Brief-Article | REPORT SYNDICATION
Thirty (30) cent increase in the subway fare was the immediate trigger for demonstrations in Chile on October 14, 2019. But this was the trigger, not the reason. Infact 30 years of post-dictatorship policies, which took away many economic and social rights for the Chileans, was the reason behind the demonstrations.
The repressive role of the government towards the protesters using the security forces has worsened the situation. Chile’s National Institute of Human Rights (NHRI) warned that the repression on the ongoing protests in the country was the most serious human rights violations in 30 years.
Human rights violations were widespread in Chile during the period when the country was rule by military dictatorship. For last 30 years, which was the post-dictatorship period, violations continued, but in slow and low intensity. The very recent violations were, however, way too high. Chileans are currently witnessing the most repressive atmosphere since the end of the dictatorship 30 years ago.
Sergio Micco, the director of Chile’s official human rights body, said that the state’s response to mass protests “produced, as a whole, the most serious and multiple violations of human rights committed since 1989”.
Sergio Micco’s recent report, which is focused on the ongoing crisis, reveals alarming information. According to the report, three forms of human rights violations were repeated in time and space during the ongoing crisis: (i) indiscriminate use of force, (ii) torture, and (iii) sexual violence.
According to NHRI, at least 26 people have been killed and more than 2,300 civilians have been injured during the crisis. Prosecutors are investigating the deaths. Although at least 350 people is reported to be hospitalized with eye injuries from–mostly–police bullets, the exact number of people who suffered eye injuries during the crisis could be way higher.

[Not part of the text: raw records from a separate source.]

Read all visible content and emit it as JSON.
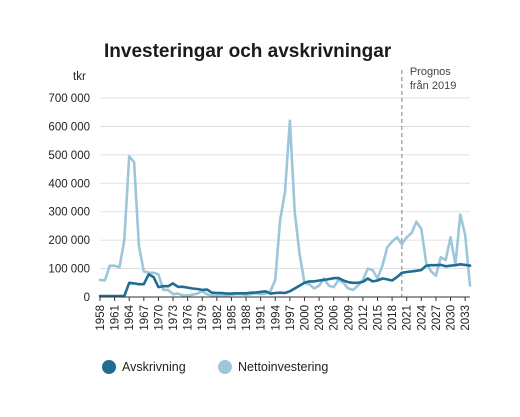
{
  "chart_data": {
    "type": "line",
    "title": "Investeringar och avskrivningar",
    "unit_label": "tkr",
    "annotation": {
      "line1": "Prognos",
      "line2": "från 2019",
      "x": 2020
    },
    "ylim": [
      0,
      700000
    ],
    "yticks": [
      0,
      100000,
      200000,
      300000,
      400000,
      500000,
      600000,
      700000
    ],
    "ytick_labels": [
      "0",
      "100 000",
      "200 000",
      "300 000",
      "400 000",
      "500 000",
      "600 000",
      "700 000"
    ],
    "xlim": [
      1958,
      2034
    ],
    "xticks": [
      1958,
      1961,
      1964,
      1967,
      1970,
      1973,
      1976,
      1979,
      1982,
      1985,
      1988,
      1991,
      1994,
      1997,
      2000,
      2003,
      2006,
      2009,
      2012,
      2015,
      2018,
      2021,
      2024,
      2027,
      2030,
      2033
    ],
    "grid": true,
    "legend_position": "bottom",
    "series": [
      {
        "name": "Avskrivning",
        "color": "#1e6e94",
        "x": [
          1958,
          1959,
          1960,
          1961,
          1962,
          1963,
          1964,
          1965,
          1966,
          1967,
          1968,
          1969,
          1970,
          1971,
          1972,
          1973,
          1974,
          1975,
          1976,
          1977,
          1978,
          1979,
          1980,
          1981,
          1982,
          1983,
          1984,
          1985,
          1986,
          1987,
          1988,
          1989,
          1990,
          1991,
          1992,
          1993,
          1994,
          1995,
          1996,
          1997,
          1998,
          1999,
          2000,
          2001,
          2002,
          2003,
          2004,
          2005,
          2006,
          2007,
          2008,
          2009,
          2010,
          2011,
          2012,
          2013,
          2014,
          2015,
          2016,
          2017,
          2018,
          2019,
          2020,
          2021,
          2022,
          2023,
          2024,
          2025,
          2026,
          2027,
          2028,
          2029,
          2030,
          2031,
          2032,
          2033,
          2034
        ],
        "y": [
          3000,
          3000,
          3000,
          3000,
          3000,
          3000,
          50000,
          48000,
          45000,
          45000,
          80000,
          70000,
          35000,
          38000,
          38000,
          48000,
          36000,
          36000,
          33000,
          30000,
          28000,
          25000,
          26000,
          15000,
          14000,
          14000,
          12000,
          12000,
          13000,
          13000,
          13000,
          15000,
          16000,
          18000,
          20000,
          12000,
          14000,
          15000,
          14000,
          20000,
          30000,
          40000,
          50000,
          55000,
          55000,
          58000,
          60000,
          63000,
          66000,
          67000,
          58000,
          52000,
          50000,
          50000,
          53000,
          65000,
          55000,
          58000,
          65000,
          62000,
          58000,
          70000,
          85000,
          88000,
          90000,
          92000,
          95000,
          110000,
          112000,
          112000,
          113000,
          108000,
          110000,
          112000,
          115000,
          113000,
          110000
        ]
      },
      {
        "name": "Nettoinvestering",
        "color": "#9ec6da",
        "x": [
          1958,
          1959,
          1960,
          1961,
          1962,
          1963,
          1964,
          1965,
          1966,
          1967,
          1968,
          1969,
          1970,
          1971,
          1972,
          1973,
          1974,
          1975,
          1976,
          1977,
          1978,
          1979,
          1980,
          1981,
          1982,
          1983,
          1984,
          1985,
          1986,
          1987,
          1988,
          1989,
          1990,
          1991,
          1992,
          1993,
          1994,
          1995,
          1996,
          1997,
          1998,
          1999,
          2000,
          2001,
          2002,
          2003,
          2004,
          2005,
          2006,
          2007,
          2008,
          2009,
          2010,
          2011,
          2012,
          2013,
          2014,
          2015,
          2016,
          2017,
          2018,
          2019,
          2020,
          2021,
          2022,
          2023,
          2024,
          2025,
          2026,
          2027,
          2028,
          2029,
          2030,
          2031,
          2032,
          2033,
          2034
        ],
        "y": [
          60000,
          58000,
          110000,
          110000,
          105000,
          200000,
          495000,
          475000,
          180000,
          90000,
          85000,
          85000,
          80000,
          25000,
          25000,
          10000,
          12000,
          6000,
          5000,
          8000,
          12000,
          20000,
          10000,
          5000,
          5000,
          7000,
          5000,
          8000,
          10000,
          10000,
          8000,
          10000,
          13000,
          10000,
          12000,
          20000,
          60000,
          270000,
          370000,
          620000,
          300000,
          150000,
          50000,
          45000,
          30000,
          40000,
          65000,
          40000,
          35000,
          60000,
          50000,
          30000,
          25000,
          40000,
          60000,
          100000,
          95000,
          65000,
          110000,
          175000,
          195000,
          210000,
          185000,
          210000,
          225000,
          265000,
          240000,
          120000,
          90000,
          75000,
          140000,
          130000,
          210000,
          115000,
          290000,
          220000,
          40000
        ]
      }
    ]
  }
}
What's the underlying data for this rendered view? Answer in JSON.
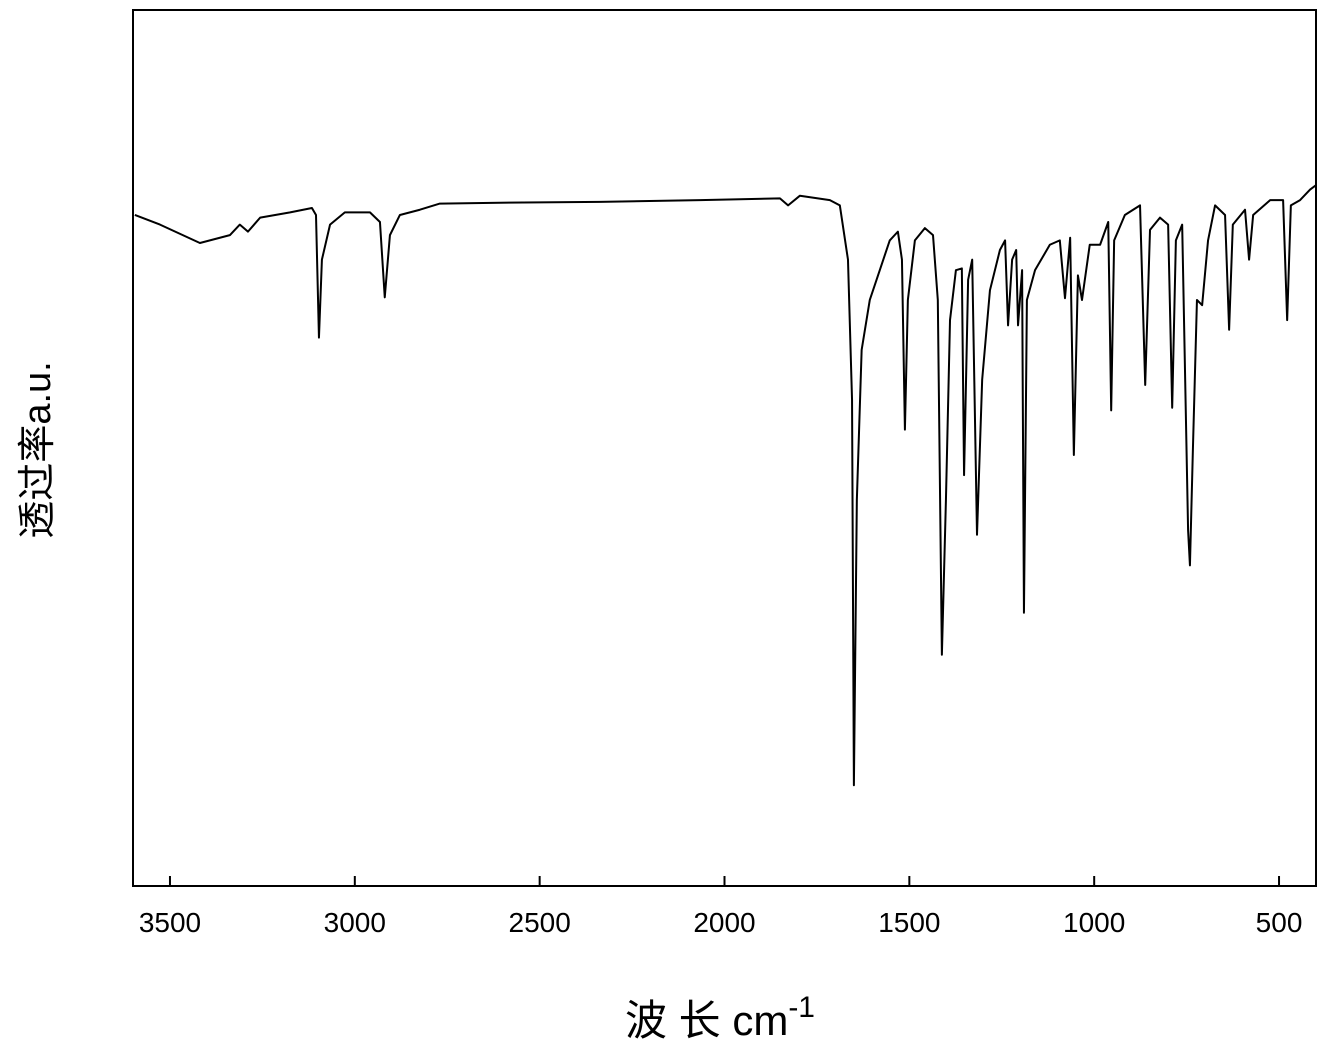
{
  "chart_data": {
    "type": "line",
    "ylabel": "透过率a.u.",
    "xlabel": "波 长 cm",
    "xlabel_superscript": "-1",
    "xlim": [
      3600,
      400
    ],
    "xticks": [
      3500,
      3000,
      2500,
      2000,
      1500,
      1000,
      500
    ],
    "ylim": [
      0,
      100
    ],
    "series": [
      {
        "color": "#000000",
        "x": [
          3595,
          3527,
          3419,
          3338,
          3311,
          3289,
          3256,
          3175,
          3116,
          3105,
          3097,
          3089,
          3067,
          3027,
          2959,
          2932,
          2919,
          2905,
          2878,
          2824,
          2770,
          2607,
          2337,
          2066,
          1850,
          1828,
          1796,
          1715,
          1688,
          1666,
          1655,
          1650,
          1642,
          1629,
          1607,
          1580,
          1553,
          1531,
          1520,
          1512,
          1504,
          1485,
          1458,
          1436,
          1423,
          1412,
          1401,
          1390,
          1374,
          1358,
          1352,
          1341,
          1330,
          1317,
          1303,
          1282,
          1255,
          1241,
          1233,
          1222,
          1211,
          1206,
          1195,
          1190,
          1182,
          1160,
          1120,
          1093,
          1079,
          1065,
          1055,
          1044,
          1033,
          1012,
          984,
          962,
          954,
          946,
          917,
          876,
          862,
          849,
          822,
          800,
          789,
          779,
          762,
          746,
          741,
          733,
          722,
          708,
          692,
          673,
          646,
          635,
          625,
          592,
          581,
          570,
          524,
          489,
          478,
          468,
          443,
          416,
          400
        ],
        "values": [
          76.6,
          75.5,
          73.4,
          74.3,
          75.5,
          74.7,
          76.3,
          76.9,
          77.4,
          76.6,
          62.6,
          71.5,
          75.5,
          76.9,
          76.9,
          75.8,
          67.2,
          74.3,
          76.6,
          77.2,
          77.9,
          78.0,
          78.1,
          78.3,
          78.5,
          77.7,
          78.8,
          78.3,
          77.7,
          71.5,
          55.5,
          11.5,
          44.1,
          61.2,
          66.9,
          70.3,
          73.7,
          74.7,
          71.5,
          52.1,
          66.9,
          73.7,
          75.1,
          74.3,
          66.9,
          26.4,
          44.1,
          64.6,
          70.3,
          70.5,
          46.9,
          69.2,
          71.5,
          40.1,
          57.8,
          68.0,
          72.6,
          73.7,
          64.0,
          71.5,
          72.6,
          64.0,
          70.3,
          31.2,
          66.9,
          70.3,
          73.2,
          73.7,
          67.1,
          74.0,
          49.2,
          69.7,
          66.9,
          73.2,
          73.2,
          75.8,
          54.3,
          73.7,
          76.6,
          77.7,
          57.2,
          74.9,
          76.3,
          75.5,
          54.6,
          73.7,
          75.5,
          40.6,
          36.6,
          49.8,
          66.9,
          66.3,
          73.7,
          77.7,
          76.6,
          63.5,
          75.5,
          77.2,
          71.5,
          76.6,
          78.3,
          78.3,
          64.6,
          77.7,
          78.3,
          79.5,
          80.0
        ]
      }
    ]
  }
}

According to the NHRI, the human rights violations are “serious and multiple” and the Carabineros–Chilean national police force having jurisdiction over the entire national territory of Chile–made “excessive delay” in taking steps to prevent further violations.
The NHRI has initiated a high number of legal actions against authorities for murder, torture, sexual violence, and other abuses.
Chile had been rule by military dictatorship for many years. Human rights violations was the norm of the day during those days. Yet 30 years later, the violations still continue to be the norm of the day. It was a normalcy then, it is almost a normalcy now.